Follow-up
As Utah prepares to petition the federal government to hand over thousands of old roads across public lands, officials in Kane County have launched their own first strike. County Commissioner Mark Habbeshaw and Sheriff Lamont Smith plucked 31 BLM signs prohibiting ATV and motorcycle use on roads in Grand Staircase-Escalante National Monument. They delivered the signs to monument headquarters with a letter saying BLM restrictions on other roads “are obstructing public access upon county roads” (HCN, 2/3/03: Road warriors back on the offensive).
It might not exactly be a love-in, but it’s good for the land. In New Mexico, the pro-property rights Paragon Foundation — which has frequently defended ranchers against environmentalists’ lawsuits — is teaming up with wilderness advocates to save Otero Mesa (HCN, 9/10/01: Gas industry gambles on New Mexico mesa).
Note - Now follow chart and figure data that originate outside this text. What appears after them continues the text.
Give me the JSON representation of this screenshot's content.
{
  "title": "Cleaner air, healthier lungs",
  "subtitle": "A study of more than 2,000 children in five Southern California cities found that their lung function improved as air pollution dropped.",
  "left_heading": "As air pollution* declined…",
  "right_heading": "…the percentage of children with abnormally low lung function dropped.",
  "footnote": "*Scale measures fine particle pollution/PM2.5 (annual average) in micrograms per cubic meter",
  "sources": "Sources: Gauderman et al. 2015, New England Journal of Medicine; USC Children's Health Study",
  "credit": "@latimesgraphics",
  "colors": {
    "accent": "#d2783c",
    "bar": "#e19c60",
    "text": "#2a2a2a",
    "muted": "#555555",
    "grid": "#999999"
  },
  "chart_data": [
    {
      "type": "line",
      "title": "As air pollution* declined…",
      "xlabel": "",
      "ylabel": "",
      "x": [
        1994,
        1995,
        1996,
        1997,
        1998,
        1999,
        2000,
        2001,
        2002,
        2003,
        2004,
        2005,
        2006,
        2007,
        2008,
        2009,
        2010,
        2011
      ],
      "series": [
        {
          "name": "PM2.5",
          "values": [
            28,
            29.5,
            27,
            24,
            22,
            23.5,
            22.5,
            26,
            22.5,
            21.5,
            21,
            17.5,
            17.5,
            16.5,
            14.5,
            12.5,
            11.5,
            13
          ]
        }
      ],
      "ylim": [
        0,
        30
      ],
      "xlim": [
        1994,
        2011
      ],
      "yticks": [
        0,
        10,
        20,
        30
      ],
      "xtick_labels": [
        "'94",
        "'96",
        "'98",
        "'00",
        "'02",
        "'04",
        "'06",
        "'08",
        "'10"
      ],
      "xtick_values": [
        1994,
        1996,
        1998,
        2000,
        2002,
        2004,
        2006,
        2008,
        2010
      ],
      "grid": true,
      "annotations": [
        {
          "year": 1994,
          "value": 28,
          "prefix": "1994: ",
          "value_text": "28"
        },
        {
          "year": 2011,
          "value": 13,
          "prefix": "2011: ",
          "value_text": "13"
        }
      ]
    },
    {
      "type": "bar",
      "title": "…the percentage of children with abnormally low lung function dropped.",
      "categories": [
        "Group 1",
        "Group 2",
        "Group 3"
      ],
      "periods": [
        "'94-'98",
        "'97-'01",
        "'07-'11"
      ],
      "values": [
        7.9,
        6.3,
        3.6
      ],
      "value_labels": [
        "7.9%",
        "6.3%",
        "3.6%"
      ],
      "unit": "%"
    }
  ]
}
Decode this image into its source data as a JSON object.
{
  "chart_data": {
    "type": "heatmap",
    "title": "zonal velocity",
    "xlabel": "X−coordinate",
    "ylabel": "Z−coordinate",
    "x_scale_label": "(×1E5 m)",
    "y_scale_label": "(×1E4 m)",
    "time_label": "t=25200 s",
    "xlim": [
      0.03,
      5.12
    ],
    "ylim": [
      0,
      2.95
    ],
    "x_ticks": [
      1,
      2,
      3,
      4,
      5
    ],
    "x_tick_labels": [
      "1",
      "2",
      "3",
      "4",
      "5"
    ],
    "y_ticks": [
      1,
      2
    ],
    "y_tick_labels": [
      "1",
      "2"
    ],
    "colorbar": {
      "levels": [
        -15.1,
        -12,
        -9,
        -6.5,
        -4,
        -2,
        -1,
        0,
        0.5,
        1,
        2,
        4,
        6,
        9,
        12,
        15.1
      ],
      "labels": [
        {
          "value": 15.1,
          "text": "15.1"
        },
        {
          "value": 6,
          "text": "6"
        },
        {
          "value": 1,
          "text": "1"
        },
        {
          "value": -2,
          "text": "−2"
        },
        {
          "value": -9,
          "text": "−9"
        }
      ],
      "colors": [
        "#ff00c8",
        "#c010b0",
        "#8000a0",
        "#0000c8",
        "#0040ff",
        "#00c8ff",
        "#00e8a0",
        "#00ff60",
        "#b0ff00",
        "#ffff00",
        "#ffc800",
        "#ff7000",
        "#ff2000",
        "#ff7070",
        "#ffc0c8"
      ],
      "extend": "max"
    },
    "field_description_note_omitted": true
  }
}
With oil and gas companies salivating for a crack at the mesa’s hidden treasures, the New Mexico Wilderness Alliance is pushing to protect over a half-million acres on the mesa as wilderness.
And just when it looked like California’s quest to mandate zero-emission vehicles might get zeroed out, compromise has saved the day … more or less. A 1990 law required that about 100,000 cars sold in the state this year be nonpolluting, but three big automakers — and the Bush administration — challenged the law. An August settlement between the automakers and the state now calls for 250 hydrogen fuel cell cars on California’s roads by 2008, as well as 120,000 hybrids and 2 million “low-emission” vehicles by 2009.